Foi no governo de Celso Pitta, que se elegeu prefeito com o apadrinhamento político de Maluf, que tiveram estrondosa repercussão os escândalos da “Máfia dos Fiscais” e seus desdobramentos originaram a Comissão Parlamentar de Inquérito (CPI) da máfia dos fiscais, comprovando após intensa investigação a participação de políticos, funcionários públicos e empresários na ampla rede de corrupção infiltrada na administração pública municipal. Convém explicitar que os camelôs eram as principais vítimas dos fiscais inescrupulosos que cobravam propina para deixá-los ocupar o espaço público e não confiscar as mercadorias. Conforme expressou Menezes do sindicato da economia informal: “A prefeita Erundina empenhou-se para regularizar a situação dos camelôs, ela governou a cidade no período em que o país passava por forte recessão, não é segredo que esta mulher sempre pautou sua vida pública pelas questões sociais.”. Entretanto ao defender a economia informal, Erundina atraiu a ira dos lojistas legais e de parte da população que não compreendeu a sua atitude que visava minorar a grave crise social, evitando a perseguição e violência contra os informais.

Aproveitando a oportunidade para contextualizar a gestão do prefeito reeleito da cidade Gilberto Kassab que segundo reportagem do Jornal da Tarde de 28 de outubro de 2008: “Kassab revela plano secreto: o fim dos camelôs”. Pediu-se para os sindicalistas comentarem esta declaração do prefeito.

É importante mencionar que a administração do prefeito Kassab é uma unanimidade para os três sindicalistas entrevistados que a classificaram como péssima. Ele persegue os trabalhadores, por exemplo, cassou a licença (TPU) de centenas de camelôs que da noite para

o dia, engrossaram o expressivo contingente de trabalhadores informais ilegais. Por ordem do prefeito, os fiscais passaram a exigir nota fiscal dos produtos comercializados pelos ambulantes e os trabalhadores portadores de necessidade especiais que geralmente contratam alguém para ficar nas suas barracas, foram obrigados a cumprir a jornada em suas respectivas concessões. Outro fato lembrado pelos sindicalistas são as denúncias de corrupção constantemente feitas pelos sindicatos, não esquecendo também d\a violência, principalmente da guarda municipal.

Figura 13 - Confronto na Mooca Fonte: Jornal Agora São Paulo, 21 jun. 2007.

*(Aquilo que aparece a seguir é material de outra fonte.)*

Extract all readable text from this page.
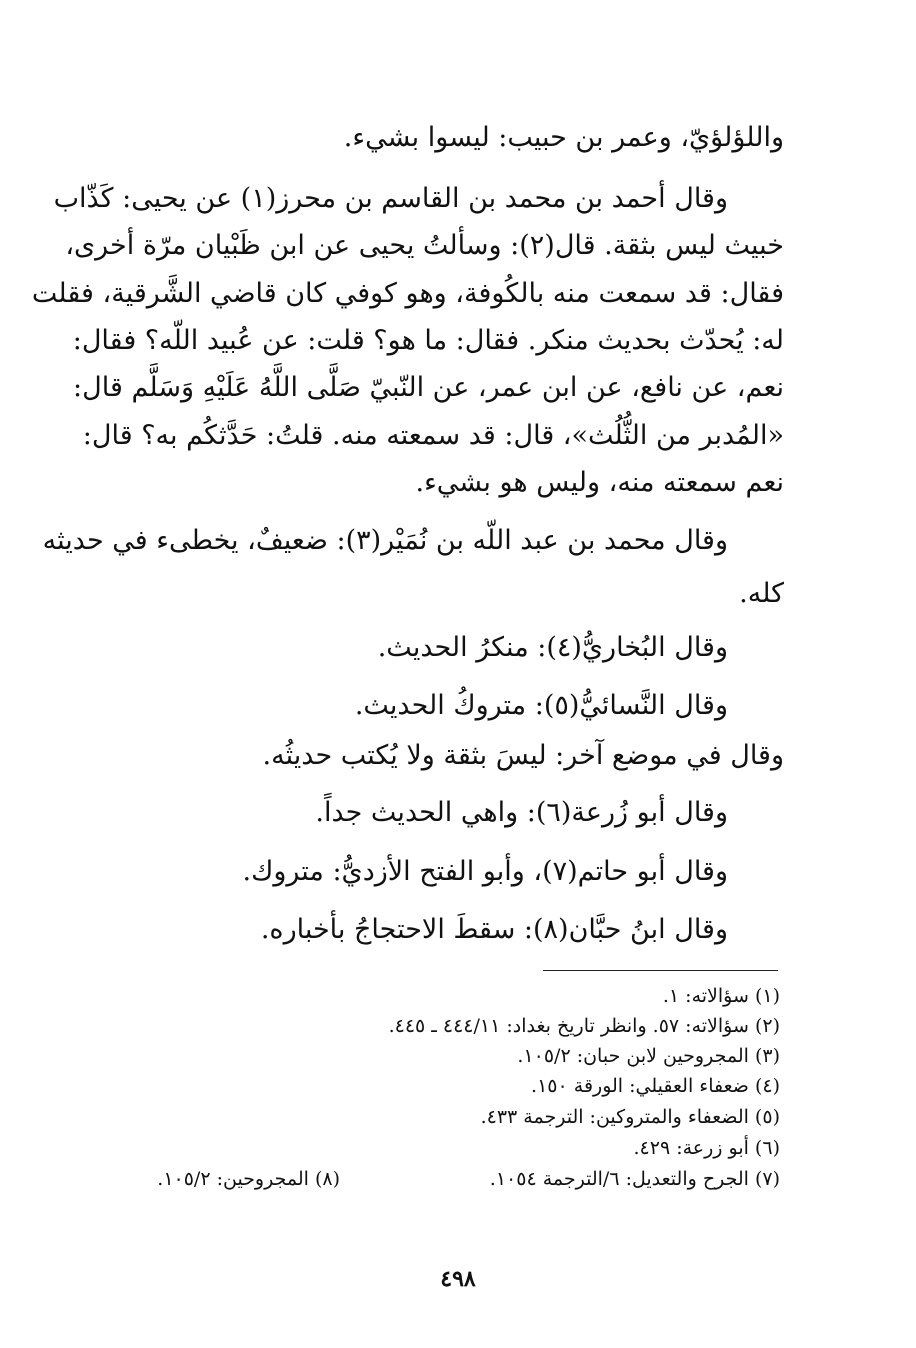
واللؤلؤيّ، وعمر بن حبيب: ليسوا بشيء.
وقال أحمد بن محمد بن القاسم بن محرز(١) عن يحيى: كَذّاب
خبيث ليس بثقة. قال(٢): وسألتُ يحيى عن ابن ظَبْيان مرّة أخرى،
فقال: قد سمعت منه بالكُوفة، وهو كوفي كان قاضي الشَّرقية، فقلت
له: يُحدّث بحديث منكر. فقال: ما هو؟ قلت: عن عُبيد اللّه؟ فقال:
نعم، عن نافع، عن ابن عمر، عن النّبيّ صَلَّى اللَّهُ عَلَيْهِ وَسَلَّم قال:
«المُدبر من الثُّلُث»، قال: قد سمعته منه. قلتُ: حَدَّثكُم به؟ قال:
نعم سمعته منه، وليس هو بشيء.
وقال محمد بن عبد اللّه بن نُمَيْر(٣): ضعيفٌ، يخطىء في حديثه
كله.
وقال البُخاريُّ(٤): منكرُ الحديث.
وقال النَّسائيُّ(٥): متروكُ الحديث.
وقال في موضع آخر: ليسَ بثقة ولا يُكتب حديثُه.
وقال أبو زُرعة(٦): واهي الحديث جداً.
وقال أبو حاتم(٧)، وأبو الفتح الأزديُّ: متروك.
وقال ابنُ حبَّان(٨): سقطَ الاحتجاجُ بأخباره.
(١) سؤالاته: ١.
(٢) سؤالاته: ٥٧. وانظر تاريخ بغداد: ٤٤٤/١١ ـ ٤٤٥.
(٣) المجروحين لابن حبان: ١٠٥/٢.
(٤) ضعفاء العقيلي: الورقة ١٥٠.
(٥) الضعفاء والمتروكين: الترجمة ٤٣٣.
(٦) أبو زرعة: ٤٢٩.
(٧) الجرح والتعديل: ٦/الترجمة ١٠٥٤.
(٨) المجروحين: ١٠٥/٢.
٤٩٨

Por fim foi perguntado se os shoppings populares seriam uma solução para equacionar o comércio informal de rua. Esta proposta foi realizada nos anos 90, utilizando

galpões antigos que estavam ociosos e eram alugados por empresários ou pelo poder público que os sublocava para os ambulantes. A ideia central era tirar os camelôs das vias e proporcionar um espaço mais “agradável” para os trabalhadores e consumidores, com completa infraestrutura.

Todavia, a maioria das experiências foi mal sucedida e logo abandonada pelos camelôs que viam seus resultados despencarem com as vendas abaixo da média que alcançavam nas ruas. Um dos motivos do fracasso foi a localização dos shoppings populares, além da falta de interesse da prefeitura que muito prometeu e pouco fez nos governos Maluf e Pitta.

Sendo assim, Afonso Camelôs sentenciou: “Os shoppings populares ou Pop Centers não fracassaram, eles nunca existiram; é uma luta do sindicato, a redistribuição da categoria, inclusive com a criação dos shoppings populares, calçadas lineares, barracas padronizadas, legalização dos espaços de trabalho”. Josefa salientou: “Os shoppings populares é um desejo dos comerciantes de tornar os camelôs empresários e muitos trabalhadores não se adaptam fora das ruas”. Na opinião de Menezes: “O fracasso dos shoppings populares ocorreu por falta de interesse do poder público, eles colocam os camelôs onde não passa ninguém, aí o trabalhador prefere correr o risco e ficar nas ruas”.